Hobbes behauptet, der Mensch würde den Willen haben Anderen zu
schaden, sei es um seinen Besitz und seine Freiheit zu verteidigen
oder sei es um seine Ehrsucht zu befriedigen.( S.80 Abs.4) Daher
würden die Menschen einander fürchten. Diese Furcht führt er zum
einen auf den allgemeinen Willen einander zu schaden zurück, zum
anderen darauf, dass die Menschen im Naturzustand, in welchem es
keinerlei Gesetze oder Vereinbarungen geben würde, gleich gestellt
wären und jeder jeden töten könnte. Aufgrund dieser Situation
müssten sich die Menschen im Naturzustand schützen um gut leben zu
können und die dafür nötigen Mittel erlangen und die dafür
erforderlichen Handlungen praktizieren. ( S.81 Abs. 7-8)
Die Behauptung, dass die Natur jedem ein Recht auf alles gegeben hat
begründet Hobbes mit der „natürlichen Notwendigkeit“ (S.81
Abs.7 Zeile 7 ), welche es einem jeden abverlangt sich selbst zu
schützen insofern, dass er sich selbst so viele Vorteile wie möglich
verschafft und Übel von sich abwendet. Dieses Handeln gemäß der
Notwendigkeit, welche so selbstverständlich ist wie jene „durch
welche ein Stein zu Boden fällt “ ( Hobbes Abs. 7 Zeile 9), ist
nach Hobbes vernünftig. Dieses vernünftige Handeln wiederum wird
nach Hobbes allgemein als Recht definiert : „Was aber nicht gegen
die rechte Vernunft geht, nennt jedermann richtig und mit Recht
gehandelt“ (Hobbes Abs.7 Zeile 14). Im Naturzustand handelt
folglich jeder rechtens, der versucht mit der Aneignung von Mitteln
den größtmöglichen Nutzen für sich zu gewinnen. Ob anderen dabei
Schaden zugefügt wird, spielt nach Hobbes bei der Frage nach Recht
oder Unrecht keine Rolle, da es im Naturzustand keine von Menschen
geschaffenen Gesetze oder Übereinkünfte darüber gibt, welche das
Handeln als Recht oder Unrecht definieren (S.83 Abs.9 ) .

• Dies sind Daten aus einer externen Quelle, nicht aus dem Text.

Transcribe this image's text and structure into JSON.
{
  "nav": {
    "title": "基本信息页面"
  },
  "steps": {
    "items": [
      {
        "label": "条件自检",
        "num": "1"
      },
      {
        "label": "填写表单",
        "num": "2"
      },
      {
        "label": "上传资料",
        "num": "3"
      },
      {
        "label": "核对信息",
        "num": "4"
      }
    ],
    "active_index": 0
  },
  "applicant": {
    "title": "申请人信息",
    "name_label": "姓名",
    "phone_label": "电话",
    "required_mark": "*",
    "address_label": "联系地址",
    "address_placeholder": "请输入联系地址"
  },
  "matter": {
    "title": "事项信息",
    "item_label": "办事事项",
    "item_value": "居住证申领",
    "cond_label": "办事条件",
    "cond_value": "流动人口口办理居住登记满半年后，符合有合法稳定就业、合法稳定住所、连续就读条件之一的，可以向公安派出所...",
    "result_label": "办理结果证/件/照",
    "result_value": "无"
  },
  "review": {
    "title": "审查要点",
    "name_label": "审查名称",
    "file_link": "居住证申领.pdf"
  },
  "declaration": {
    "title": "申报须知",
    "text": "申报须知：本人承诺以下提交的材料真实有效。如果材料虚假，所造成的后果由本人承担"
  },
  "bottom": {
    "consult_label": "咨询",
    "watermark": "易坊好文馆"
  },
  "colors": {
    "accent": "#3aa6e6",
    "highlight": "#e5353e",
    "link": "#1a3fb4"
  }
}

Letztendlich kann nach Hobbes nur jeder für sich darüber
entscheiden ob sein Handeln richtig ist oder falsch, da nur jeder
selbst weiß auf welche Art er den größten Nutzen erlangen kann
(S.81 Abs. 9 ) . Da im Naturzustand, wie schon erwähnt alle Menschen
gleich sind, haben demnach alle das Recht sich aller Mittel zu
bedienen um ihre Ziele zu erreichen.
Beispiel für das Handeln im Naturzustand:
Person A versucht seine Ehrsucht zu befriedigen indem er seinen
Besitz vergrößert. Dafür möchte er sich den Besitz von Person B
aneignen. Person B versucht seinen Besitz vor Person A zu schützen
und muss sich dafür Mittel, wie beispielsweise eine Waffe, von
Person C beschaffen, um Person A gegebenenfalls zu erschießen. Weder
Person A noch Person B handeln dabei unrecht, da es kein von Menschen
geschaffenes Gesetz gibt, welches das Schaden der Person B durch A
oder das Schaden der Person C durch B verurteilt. Person A und B
handeln beide vernünftig, da es für Hobbes als natürliche
Notwendigkeit gilt seine Bedürfnisse zu befriedigen und sich selbst
vor Unheil zu schützen. Jedoch hält Hobbes das Handeln von Person A
für tadelnswerter, da jener aus „eitler Ehrsucht“ ( Hobbes Abs.
4 ) handelt, wohingegen Person B lediglich versucht sich zu
verteidigen : „Den Willen zu schaden haben im Naturzustand alle
Menschen; er entspringt jedoch nicht immer aus demselben Grunde und
ist nicht gleich tadelnswert. (...) Bei diesem entsteht der Wille zu
schaden aus eitler Ehrsucht und Überschätzung seiner Kraft; bei
jenem aus der Notwendigkeit, seinen Besitz und seine Freiheit gegen
den anderen zu verteidigen“ ( Hobbes S.80 Abs.4).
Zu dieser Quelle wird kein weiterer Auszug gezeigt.